Associate Professor & Director of Undergraduate Studies
Department of Sociology ~ University of Minnesota-Twin Cities
Students in the Milwaukee Parental Choice Program graduate at a higher rate than students in the Milwaukee Public Schools, according to a University of Minnesota expert on high school graduation rates.
In “Graduation Rates for Choice and Public School Students in Milwaukee,” John Robert Warren, Ph.D., analyzes four years of data for students in the Milwaukee school choice Program and the Milwaukee Public Schools. Dr. Warren’s report represents the most comprehensive review yet of graduation levels among school choice and public school students in Milwaukee.

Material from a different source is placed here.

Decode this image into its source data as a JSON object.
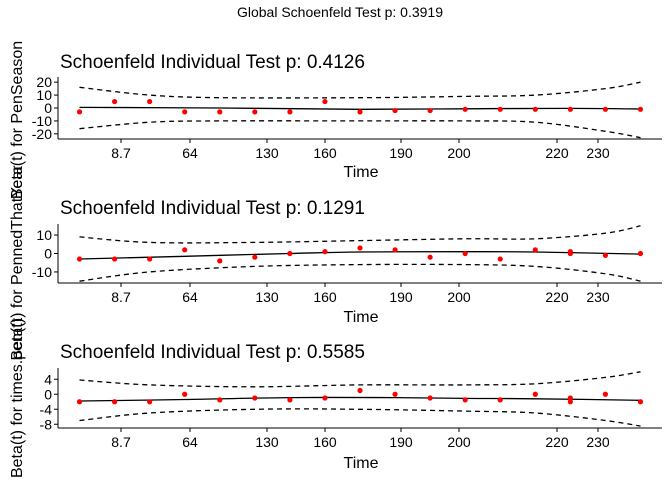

“Students in choice program high schools are more likely to graduate from high school than students in public high schools,” according to Warren.
He added, “Overall, had public high school graduation rates equaled those for school choice students, the number of public school graduates would have been 14 per cent higher from 2003 to 2006.” Underscoring the importance of this finding, Warren’s report notes, “Decades of evidence from scholarship in sociology, economics, education, public health, political science and other disciplines makes plain that completing high school is a prerequisite for success in modern America.”
The Milwaukee Parental Choice Program is the nation’s oldest and largest to provide public support for parents to enroll their children in private schools. Through the program, 18,550 students this year attend one of 122 private schools in the City of Milwaukee.
For the classes of 2003, 2004, 2005, and 2006, Warren reports the following graduation rates. In three of four years, rates for school choice students are higher than those in public schools. Warren believes the one exception — in 2003-04 — might be an anomaly.
Milwaukee Public Schools students – Milwaukee School choice program students
2003: 48% – 62%
2004: 65% – 61%
2005: 52% – 61%
2006: 53% – 64%
About the Author and Report
John Robert Warren is an Associate Professor and Director of Undergraduate Studies in the Department of Sociology at the University of Minnesota—Twin Cities. Dr. Warren received his doctorate in 1998 from the University of Wisconsin-Madison.
Dr. Warren’s scholarship reflects extensive examination of issues associated with the accurate measurement of high school graduation rates. In “State-Level High School Completion Rates: Concepts, Measures, and Trends,” he validated a rigorous new method for calculating graduation rates (see Education Policy Analysis Archives, Vol. 13, No. 51, December 23, 2005 — http://epaa.asu.edu/epaa/v13n51/).
Dr. Warren participates with scholars at the University of Wisconsin-Madison in the Wisconsin Longitudinal Study (WLS), an extensive long-term research project involving graduates of Wisconsin high schools in 1957 (see http://www.wisls.org/about.htm).
Dr. Warren also is an expert in the emerging issue of state high school exit examinations.
“Graduation Rates for Choice and Public School Students in Milwaukee” was supported by a grant from School Choice Wisconsin, a nonprofit organization that seeks to ensure an honest debate about school choice by providing accurate information on the impact of school choice on families, communities, and schools.